Thursday, October 13, 2011

Russian Dolls

So as I mentioned in the last post, I'm well over halfway. I'm even finally out of Virginia, after spending Lent there (about 40 days). If you look at a map of the AT and I've done this crazy distance with only this tiny bit yet to go.

Have you ever gone and seen a 3-hour movie in the theater? It's great, but towards the end you get a little squirmy and shift in your chair and maybe sneak a look at your watch. You're not remotely considering leaving the theater before the movie ends, but you want them to wrap things up already. Dragon's slain, princess's rescued. Let's happily ever after and get those credits rolling already.
Right, that feeling lasts, what, 10 minutes? I'll even say 30. While I'm pretty much just about all done I still have a month to go and 500 miles to walk.

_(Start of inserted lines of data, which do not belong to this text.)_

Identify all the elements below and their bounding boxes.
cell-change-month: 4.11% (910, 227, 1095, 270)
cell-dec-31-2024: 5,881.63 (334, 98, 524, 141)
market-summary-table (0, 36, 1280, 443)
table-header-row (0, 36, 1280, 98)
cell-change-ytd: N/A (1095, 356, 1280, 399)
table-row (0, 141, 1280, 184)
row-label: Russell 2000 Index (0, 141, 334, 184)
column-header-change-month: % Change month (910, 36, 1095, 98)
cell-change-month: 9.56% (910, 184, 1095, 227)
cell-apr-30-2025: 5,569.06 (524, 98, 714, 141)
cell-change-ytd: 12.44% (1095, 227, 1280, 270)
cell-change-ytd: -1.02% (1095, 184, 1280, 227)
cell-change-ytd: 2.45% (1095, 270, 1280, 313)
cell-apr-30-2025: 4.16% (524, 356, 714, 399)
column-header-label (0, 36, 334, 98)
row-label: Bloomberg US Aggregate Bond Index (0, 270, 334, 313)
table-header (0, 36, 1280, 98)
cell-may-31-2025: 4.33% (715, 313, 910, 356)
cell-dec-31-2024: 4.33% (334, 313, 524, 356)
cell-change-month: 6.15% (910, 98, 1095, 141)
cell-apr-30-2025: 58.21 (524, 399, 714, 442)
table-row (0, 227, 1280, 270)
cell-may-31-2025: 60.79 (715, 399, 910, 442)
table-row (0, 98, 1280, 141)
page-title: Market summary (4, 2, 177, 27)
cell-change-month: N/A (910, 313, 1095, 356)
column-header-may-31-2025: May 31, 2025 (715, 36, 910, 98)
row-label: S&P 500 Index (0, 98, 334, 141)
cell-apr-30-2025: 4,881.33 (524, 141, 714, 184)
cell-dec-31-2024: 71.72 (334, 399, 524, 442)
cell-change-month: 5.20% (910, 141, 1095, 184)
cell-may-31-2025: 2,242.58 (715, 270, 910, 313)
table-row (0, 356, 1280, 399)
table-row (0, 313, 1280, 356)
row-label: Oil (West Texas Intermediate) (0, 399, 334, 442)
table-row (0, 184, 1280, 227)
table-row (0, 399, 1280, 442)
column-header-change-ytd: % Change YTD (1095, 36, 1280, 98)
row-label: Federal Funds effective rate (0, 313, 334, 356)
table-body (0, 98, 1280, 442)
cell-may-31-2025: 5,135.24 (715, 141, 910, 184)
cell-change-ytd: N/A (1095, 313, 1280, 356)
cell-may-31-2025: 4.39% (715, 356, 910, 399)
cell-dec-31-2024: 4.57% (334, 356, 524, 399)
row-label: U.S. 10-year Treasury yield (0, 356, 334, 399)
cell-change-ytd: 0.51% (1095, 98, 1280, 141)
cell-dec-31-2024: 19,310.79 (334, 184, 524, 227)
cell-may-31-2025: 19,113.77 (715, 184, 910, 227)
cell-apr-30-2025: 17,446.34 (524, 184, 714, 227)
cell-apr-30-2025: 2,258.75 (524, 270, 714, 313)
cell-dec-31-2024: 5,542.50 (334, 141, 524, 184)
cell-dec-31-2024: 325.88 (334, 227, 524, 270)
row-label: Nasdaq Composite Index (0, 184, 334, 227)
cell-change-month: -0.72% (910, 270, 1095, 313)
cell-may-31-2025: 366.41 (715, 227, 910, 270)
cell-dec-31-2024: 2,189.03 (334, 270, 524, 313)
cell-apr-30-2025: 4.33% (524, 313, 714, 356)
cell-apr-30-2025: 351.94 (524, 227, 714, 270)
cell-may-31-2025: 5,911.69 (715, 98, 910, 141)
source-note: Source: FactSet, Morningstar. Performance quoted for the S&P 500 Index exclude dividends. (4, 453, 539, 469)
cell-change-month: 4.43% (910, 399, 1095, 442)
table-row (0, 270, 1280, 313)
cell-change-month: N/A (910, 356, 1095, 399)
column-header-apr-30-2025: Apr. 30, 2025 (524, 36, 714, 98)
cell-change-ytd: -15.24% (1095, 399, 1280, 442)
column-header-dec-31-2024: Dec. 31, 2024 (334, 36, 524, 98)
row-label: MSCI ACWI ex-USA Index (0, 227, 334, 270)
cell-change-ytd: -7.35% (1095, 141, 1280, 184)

Do you know what it's like to hike 500 miles? I do, and it's not always fun. Especially when I wake up with everything soaked, hike about 16 miles on the day, 14-15 of which were uphill, and then give up on getting to the shelter that would have been 18 miles for the day, pitch my tent in the rain (never fun) and do it all again tomorrow. The problem is we know what these remaining weeks are going to be like. We know exactly because we've been hiking for 4 1/2 months. And if you do that you have a pretty good idea of what it's like to hike 5 1/2 months. And you don't want to do it. The novelty has worn off, and you all too familiar with the lifestyle. Worst of all the only reason you're still going forward is to be able to tell people later that you hiked the whole thing, rather than 90% and then you stopped because you got the gist of it. It is incredibly difficult to motivate yourself to do something when your only motivation is to talk about it later. Because that's a BS reason to do something. Earlier today a fellow hiker broke down literally crying (I won't name names). I had to give him a gooud long reassuring hug as he groaned/sobbed "I hate hiking I'm so sick of it" etc. We passed a very bleak gravestone today. We've passed a few cemeteries along the AT but this marker was fittingly alone: Mr Grindstaff (I forgot his first name), 1840-1890(ish). And on his tombstone, the man's life was summed up thusly: "he lived alone, he suffered alone, he died alone." Seriously. Incredibly bleak and macabre stuff. And the tears were before that.

All this said I still have some fun times and enjoyed going through a cow paster today. But, mentally, these are the hardest miles of the whole trip.

1 comment:

  1. Cameron, I am so proud of you and your quest on your trek. Also proud of your continuing to share such thought provoking observations about space, time, weight, and musings on the nature of hiking and people . Though this last posting sounds not very amusing at all, more like you are tired, cold, and nearing end of the light season. I can feel and picture you shuttering, shivering in the face of the coming dark as you steel yourself for the cold. That's graveyard scene really sounds like Halloween has come early. You know none of us who know and care about you will love or appreciate you anymore or less if you say, that's it, I'm going to Georgia via any mechanisms other than my feet. Why even Bill Bryson wrote a whole book without having done half of what you've done. And the fact that you're writing this mostly with your thumbs on a small device makes it even all the more incredible. Meanwhile, you know that your life is happening in a much broader context than that next step in front of you on the trail, right? Not only are your blog readers informed and following, not only the other hikers, not only those who have followed you from afar, or those you have touched along the way, but there are those that you don't even know, who have heard about you and know about you. Your life is a thread in a much larger quilt, and you have no idea of the strength of that thread and holding together all the different patches that make up the beautiful tapestry that you are weaving in the world. Keep on until you have hiked your hike. Keep on living your life on your hike, reaching and finding that inner light in the coming darkness. There's still warmth and fire and light out there for you even though you're facing the cold, the dark and the wet.